Doctor Crobe, an electric collar hidden beneath his professional tunic neckband in case he departed from his coached speech, came to the platform and began to speak of the work of Sigmund Freud in the field of sex. It was a good speech. It should be: it was taken straight out of Freud, for Madison had found, much to his delight, that the old Soltan Gris office contained complete translated transcripts.

Crobe droned on. He had a small speaker in his ear that could prompt him if he forgot any part of the speech. He filled the air with ids and egos and censors. And then he got down to the nitty-gritty of it: if wives were dissatisfied sexually with their husbands, inhibitions could build up. The censor was only a thin veil at best, and with the least prompting, the terrible insanities which lurked below could burst out and bring terror. Everyone was inhibited. It all depended on whether one was sexually satisfied.

Applause greeted the lecture. It was not surprising. Most of the people attending were the wives of publishers and editors.

Then Doctor Crobe, as he was supposed to do, said that as a special favor, he would grant interviews that very afternoon to a favored few.

He got five.

They were taken to a room equipped as a hospital. The two actors, now garbed as medical technicians, took their pulse and weighed them and did other banal things. But they also looked into their mouths with a tongue depressor. And unbeknownst to the women, that tongue depressor had on it a small dose of LSD.

Madison held his breath. Lady Arthrite Stuffy was one. She was the wife of the publisher of the largest news-sheet in the land, the Daily Speaker, the one where he had first been rebuffed so cruelly.

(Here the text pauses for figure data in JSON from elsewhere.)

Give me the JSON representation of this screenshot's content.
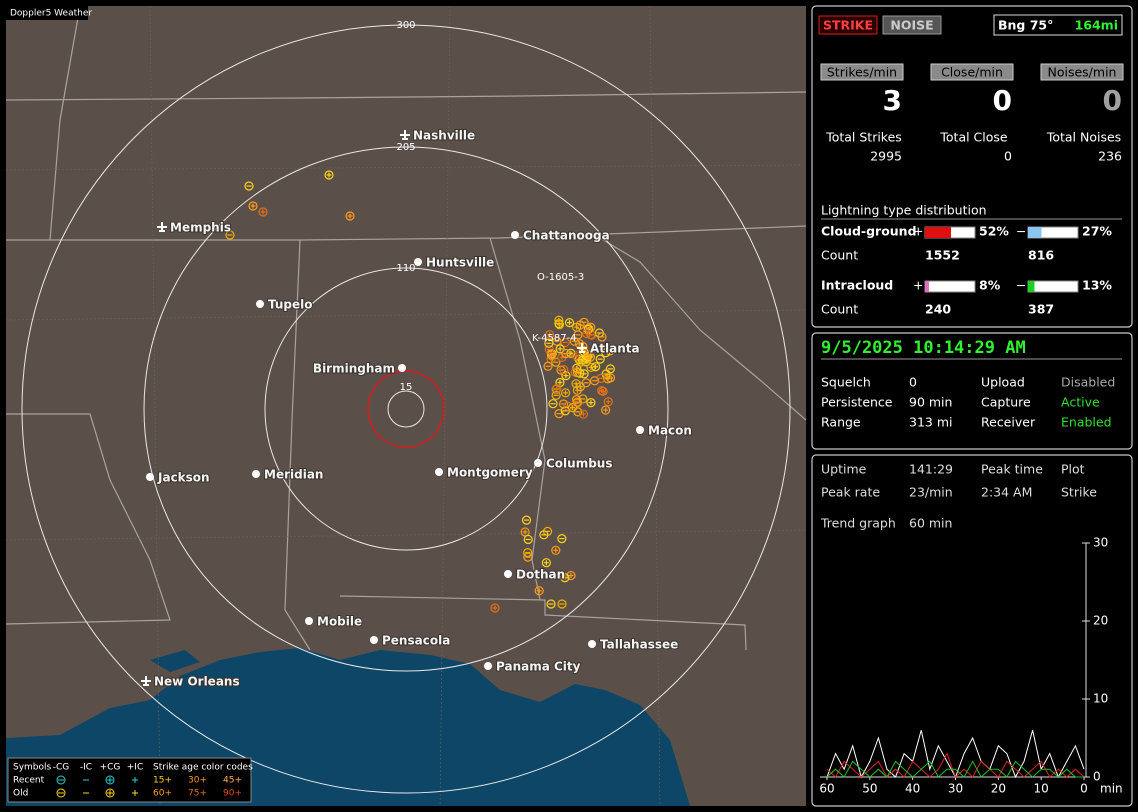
{
  "app_title": "Doppler5 Weather",
  "map": {
    "range_rings": [
      "300",
      "205",
      "110",
      "15"
    ],
    "cities": [
      "Nashville",
      "Memphis",
      "Chattanooga",
      "Huntsville",
      "Tupelo",
      "Birmingham",
      "Atlanta",
      "Macon",
      "Jackson",
      "Meridian",
      "Montgomery",
      "Columbus",
      "Dothan",
      "Mobile",
      "Pensacola",
      "Tallahassee",
      "Panama City",
      "New Orleans"
    ],
    "storms": [
      "O-1605-3",
      "K-4587-4"
    ],
    "legend": {
      "symbols_label": "Symbols",
      "columns": [
        "-CG",
        "-IC",
        "+CG",
        "+IC"
      ],
      "age_label": "Strike age color codes",
      "rows": [
        {
          "name": "Recent",
          "ages": [
            "15+",
            "30+",
            "45+"
          ]
        },
        {
          "name": "Old",
          "ages": [
            "60+",
            "75+",
            "90+"
          ]
        }
      ]
    }
  },
  "mode_buttons": [
    "STRIKE",
    "NOISE"
  ],
  "bearing": "Bng 75°",
  "distance": "164mi",
  "rates": [
    {
      "label": "Strikes/min",
      "value": 3
    },
    {
      "label": "Close/min",
      "value": 0
    },
    {
      "label": "Noises/min",
      "value": 0
    }
  ],
  "totals": [
    {
      "label": "Total Strikes",
      "value": 2995
    },
    {
      "label": "Total Close",
      "value": 0
    },
    {
      "label": "Total Noises",
      "value": 236
    }
  ],
  "distribution": {
    "title": "Lightning type distribution",
    "count_label": "Count",
    "types": [
      {
        "name": "Cloud-ground",
        "pos": {
          "sign": "+",
          "percent": 52,
          "percent_label": "52%",
          "count": 1552,
          "color": "#e01010"
        },
        "neg": {
          "sign": "−",
          "percent": 27,
          "percent_label": "27%",
          "count": 816,
          "color": "#8cc4f0"
        }
      },
      {
        "name": "Intracloud",
        "pos": {
          "sign": "+",
          "percent": 8,
          "percent_label": "8%",
          "count": 240,
          "color": "#e070c0"
        },
        "neg": {
          "sign": "−",
          "percent": 13,
          "percent_label": "13%",
          "count": 387,
          "color": "#20d020"
        }
      }
    ]
  },
  "datetime": "9/5/2025 10:14:29 AM",
  "status": [
    [
      {
        "label": "Squelch",
        "value": "0"
      },
      {
        "label": "Upload",
        "value": "Disabled",
        "color": "#a8a8a8"
      }
    ],
    [
      {
        "label": "Persistence",
        "value": "90 min"
      },
      {
        "label": "Capture",
        "value": "Active",
        "color": "#30e030"
      }
    ],
    [
      {
        "label": "Range",
        "value": "313 mi"
      },
      {
        "label": "Receiver",
        "value": "Enabled",
        "color": "#30e030"
      }
    ]
  ],
  "stats": [
    [
      {
        "label": "Uptime",
        "value": "141:29"
      },
      {
        "label": "Peak time",
        "value": "Plot"
      }
    ],
    [
      {
        "label": "Peak rate",
        "value": "23/min"
      },
      {
        "label": "2:34 AM",
        "value": "Strike"
      }
    ]
  ],
  "trend": {
    "label": "Trend graph",
    "window": "60 min",
    "x_unit": "min",
    "xlim": [
      60,
      0
    ],
    "ylim": [
      0,
      30
    ],
    "xticks": [
      60,
      50,
      40,
      30,
      20,
      10,
      0
    ],
    "yticks": [
      30,
      20,
      10,
      0
    ],
    "x": [
      60,
      58,
      56,
      54,
      52,
      50,
      48,
      46,
      44,
      42,
      40,
      38,
      36,
      34,
      32,
      30,
      28,
      26,
      24,
      22,
      20,
      18,
      16,
      14,
      12,
      10,
      8,
      6,
      4,
      2,
      0
    ],
    "series": [
      {
        "color": "#ffffff",
        "values": [
          0,
          3,
          1,
          4,
          0,
          2,
          5,
          1,
          0,
          3,
          2,
          6,
          1,
          4,
          2,
          0,
          3,
          5,
          2,
          1,
          4,
          3,
          0,
          2,
          6,
          1,
          3,
          0,
          2,
          4,
          1
        ]
      },
      {
        "color": "#e02020",
        "values": [
          1,
          0,
          2,
          1,
          0,
          1,
          2,
          0,
          1,
          0,
          2,
          1,
          0,
          1,
          3,
          0,
          1,
          0,
          2,
          1,
          0,
          2,
          1,
          0,
          1,
          2,
          0,
          1,
          0,
          1,
          0
        ]
      },
      {
        "color": "#20c020",
        "values": [
          0,
          1,
          0,
          2,
          1,
          0,
          1,
          0,
          2,
          1,
          0,
          1,
          2,
          0,
          1,
          1,
          0,
          2,
          0,
          1,
          1,
          0,
          2,
          1,
          0,
          1,
          1,
          0,
          1,
          0,
          0
        ]
      }
    ]
  }
}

Out of sight, but with everything on monitors, Madi­son watched the five being escorted to their interview rooms.

Lady Arthrite Stuffy, much younger than her husband, was led into the first room that Madison and Flick had earlier entered and turned on the black window.

The sacrificial altar had been covered with a velvet cloth. The room looked quite ordinary. The young woman, at the direction of the courteous medical technician and assisted now by one of the criminal whores garbed as a nurse, lay down on the block.

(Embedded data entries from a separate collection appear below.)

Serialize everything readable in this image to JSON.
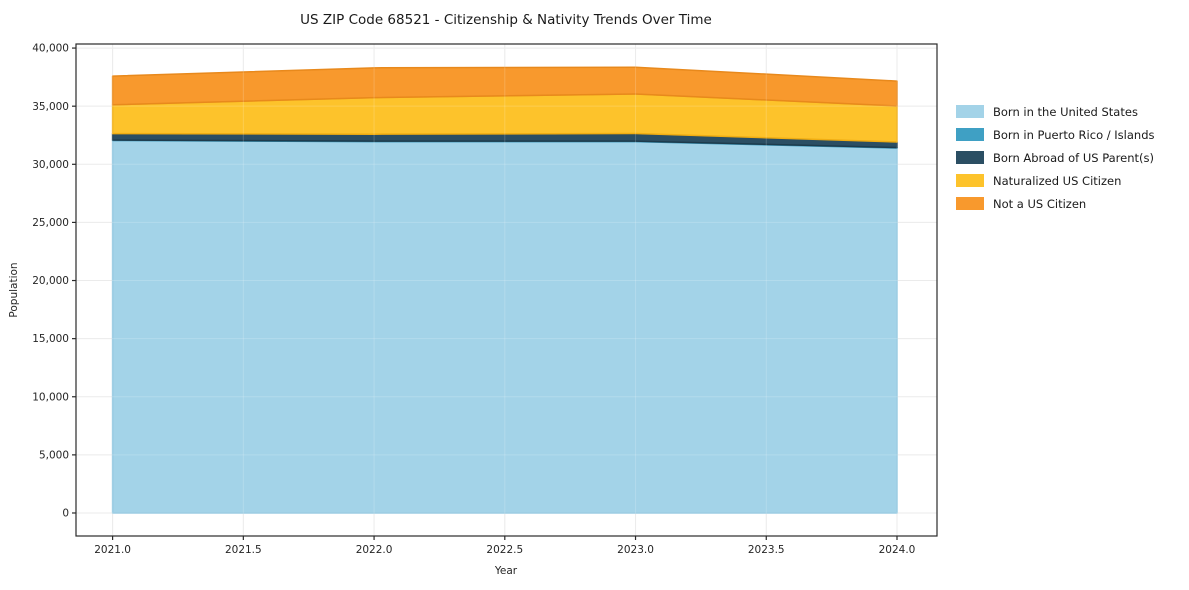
{
  "chart_data": {
    "type": "area",
    "stacked": true,
    "title": "US ZIP Code 68521 - Citizenship & Nativity Trends Over Time",
    "xlabel": "Year",
    "ylabel": "Population",
    "x": [
      2021,
      2022,
      2023,
      2024
    ],
    "series": [
      {
        "name": "Born in the United States",
        "values": [
          32050,
          31950,
          31950,
          31400
        ],
        "color": "#A3D3E8",
        "edge": "#8FC6DF"
      },
      {
        "name": "Born in Puerto Rico / Islands",
        "values": [
          40,
          40,
          40,
          40
        ],
        "color": "#3FA0C4",
        "edge": "#3490B3"
      },
      {
        "name": "Born Abroad of US Parent(s)",
        "values": [
          550,
          600,
          660,
          480
        ],
        "color": "#2B4E63",
        "edge": "#1D3B4C"
      },
      {
        "name": "Naturalized US Citizen",
        "values": [
          2480,
          3150,
          3400,
          3100
        ],
        "color": "#FDC32B",
        "edge": "#F0AD12"
      },
      {
        "name": "Not a US Citizen",
        "values": [
          2470,
          2560,
          2300,
          2140
        ],
        "color": "#F8992D",
        "edge": "#E8891C"
      }
    ],
    "totals": [
      37590,
      38300,
      38350,
      37160
    ],
    "xlim": [
      2020.86,
      2024.153
    ],
    "ylim": [
      -1980,
      40350
    ],
    "x_ticks": [
      {
        "v": 2021.0,
        "label": "2021.0"
      },
      {
        "v": 2021.5,
        "label": "2021.5"
      },
      {
        "v": 2022.0,
        "label": "2022.0"
      },
      {
        "v": 2022.5,
        "label": "2022.5"
      },
      {
        "v": 2023.0,
        "label": "2023.0"
      },
      {
        "v": 2023.5,
        "label": "2023.5"
      },
      {
        "v": 2024.0,
        "label": "2024.0"
      }
    ],
    "y_ticks": [
      {
        "v": 0,
        "label": "0"
      },
      {
        "v": 5000,
        "label": "5,000"
      },
      {
        "v": 10000,
        "label": "10,000"
      },
      {
        "v": 15000,
        "label": "15,000"
      },
      {
        "v": 20000,
        "label": "20,000"
      },
      {
        "v": 25000,
        "label": "25,000"
      },
      {
        "v": 30000,
        "label": "30,000"
      },
      {
        "v": 35000,
        "label": "35,000"
      },
      {
        "v": 40000,
        "label": "40,000"
      }
    ],
    "grid": true,
    "grid_color": "#E7E7E7",
    "spine_color": "#2a2a2a",
    "legend_position": "right"
  }
}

The other women were led into different rooms of the same nature.

Doctor Crobe entered the room of Lady Arthrite Stuffy. His collar was on remote control. He knew better than to depart from the arranged speech,

"Now just compose yourself," said Doctor Crobe. "Just lie there and go over all the rows you may have had with your husband. By doing so, we will penetrate the veil of the subconscious. If we can get back past the censor, we will then know what you are inhibiting. And we can clear away any latent neurosis or insanity. I will be back shortly."

The nurse remained, smiling a reassuring smile.

He went to each of the four remaining rooms and did the same.

Madison looked at his watch. The LSD would really bite in about an hour.

Doctor Crobe kept circulating, telling each one to think deeper about any husband troubles.

The hour was up.

Lady Arthrite Stuffy said to the nurse, "All this thinking is making me a little nauseated. My heart seems to speed up when I dwell upon the terrible arguments we have had."

It was the signal. Madison watched his monitor closely to be sure the subjective stage had been reached. He pointed at the electronics man beside him and gave a signal. The button was pressed.

In every LSD trip, two things were important: the first was the "set" or state of mind of the person; the second was the "setting," where the person was at the time of the trip.

The lecture and the directions to think of quarrels with the husband were the "set" and now came the "set­ting."